What are spatial and spatio-temporal modeling?
People experience health outcomes, such as contracting a disease, at different points in time and in different locations. Epidemiologists who want to describe, explain and predict disease occurrence use spatial models to account for location, and spatio-temporal models to account for location and time, along with any known or hypothesized determinants of the disease condition. They present their findings as a map or a sequence of maps predicting the prevalence or incidence of the condition.
Examples of health outcomes that have been modeled in this way include incidence of cholera, traffic accidents, cases of Zika virus and pre-term births, or prevalence of tuberculosis, specific cancers and obesity.
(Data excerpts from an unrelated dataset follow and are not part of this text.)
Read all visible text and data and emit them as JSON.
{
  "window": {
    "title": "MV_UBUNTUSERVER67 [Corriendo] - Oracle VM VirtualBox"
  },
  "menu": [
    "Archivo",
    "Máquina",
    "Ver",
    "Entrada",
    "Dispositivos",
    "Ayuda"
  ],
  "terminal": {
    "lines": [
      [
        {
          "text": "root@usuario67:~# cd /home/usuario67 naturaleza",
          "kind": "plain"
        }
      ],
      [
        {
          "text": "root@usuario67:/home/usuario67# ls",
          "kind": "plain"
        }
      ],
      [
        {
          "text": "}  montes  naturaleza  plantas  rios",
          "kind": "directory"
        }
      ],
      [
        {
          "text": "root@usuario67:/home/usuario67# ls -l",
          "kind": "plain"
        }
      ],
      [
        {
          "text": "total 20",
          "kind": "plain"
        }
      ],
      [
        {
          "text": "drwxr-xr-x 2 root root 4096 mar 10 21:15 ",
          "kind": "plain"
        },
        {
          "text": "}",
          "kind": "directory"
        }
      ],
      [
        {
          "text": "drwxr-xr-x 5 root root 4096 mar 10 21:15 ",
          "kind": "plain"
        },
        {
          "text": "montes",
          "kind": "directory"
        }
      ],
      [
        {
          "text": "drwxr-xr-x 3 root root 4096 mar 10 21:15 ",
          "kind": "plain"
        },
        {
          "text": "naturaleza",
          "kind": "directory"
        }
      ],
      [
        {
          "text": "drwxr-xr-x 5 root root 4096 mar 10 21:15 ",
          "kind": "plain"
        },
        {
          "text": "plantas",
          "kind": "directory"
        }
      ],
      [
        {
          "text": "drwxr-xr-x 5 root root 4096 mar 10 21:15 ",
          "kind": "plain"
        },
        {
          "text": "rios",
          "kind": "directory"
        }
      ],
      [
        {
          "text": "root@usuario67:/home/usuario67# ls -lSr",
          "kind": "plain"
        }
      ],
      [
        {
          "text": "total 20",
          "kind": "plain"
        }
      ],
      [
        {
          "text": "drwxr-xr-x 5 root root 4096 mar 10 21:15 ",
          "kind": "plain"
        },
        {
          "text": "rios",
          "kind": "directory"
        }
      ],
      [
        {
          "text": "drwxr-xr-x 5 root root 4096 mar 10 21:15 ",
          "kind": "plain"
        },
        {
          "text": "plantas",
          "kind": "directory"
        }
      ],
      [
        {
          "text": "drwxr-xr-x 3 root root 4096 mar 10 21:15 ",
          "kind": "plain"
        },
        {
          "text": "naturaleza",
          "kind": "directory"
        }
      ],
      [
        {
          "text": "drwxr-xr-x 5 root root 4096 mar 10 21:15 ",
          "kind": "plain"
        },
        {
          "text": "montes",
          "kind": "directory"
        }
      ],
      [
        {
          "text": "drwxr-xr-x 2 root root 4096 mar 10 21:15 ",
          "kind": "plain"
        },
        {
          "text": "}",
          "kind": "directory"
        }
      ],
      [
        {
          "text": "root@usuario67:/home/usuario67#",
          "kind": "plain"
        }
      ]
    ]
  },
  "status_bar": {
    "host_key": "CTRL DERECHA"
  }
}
Spatial modeling describes investigations which locate observations geographically at a specific time or during a period of time when investigators assume the event is stable. The goal in spatial analysis is to investigate geographic variation in the probability of occurrence of the health outcome.
Spatio-temporal modeling describes studies which record and analyse both the locations and associated times of the observations. In spatio-temporal analysis, the focus is on variation in the average number of incident or prevalent cases in combinations of place and time units over the geographical region and time-period of interest – that is the spatio-temporal intensity of incident or prevalent cases.
Why spatial and spatio-temporal modeling?
An early, and famous example of a spatial point pattern map being used in a public health context is Dr. John Snow’s 1854 map of cholera in Soho, London although a much less celebrated map of cholera in the northern England city of Leeds was produced by Dr. Robert Baker 22 years earlier.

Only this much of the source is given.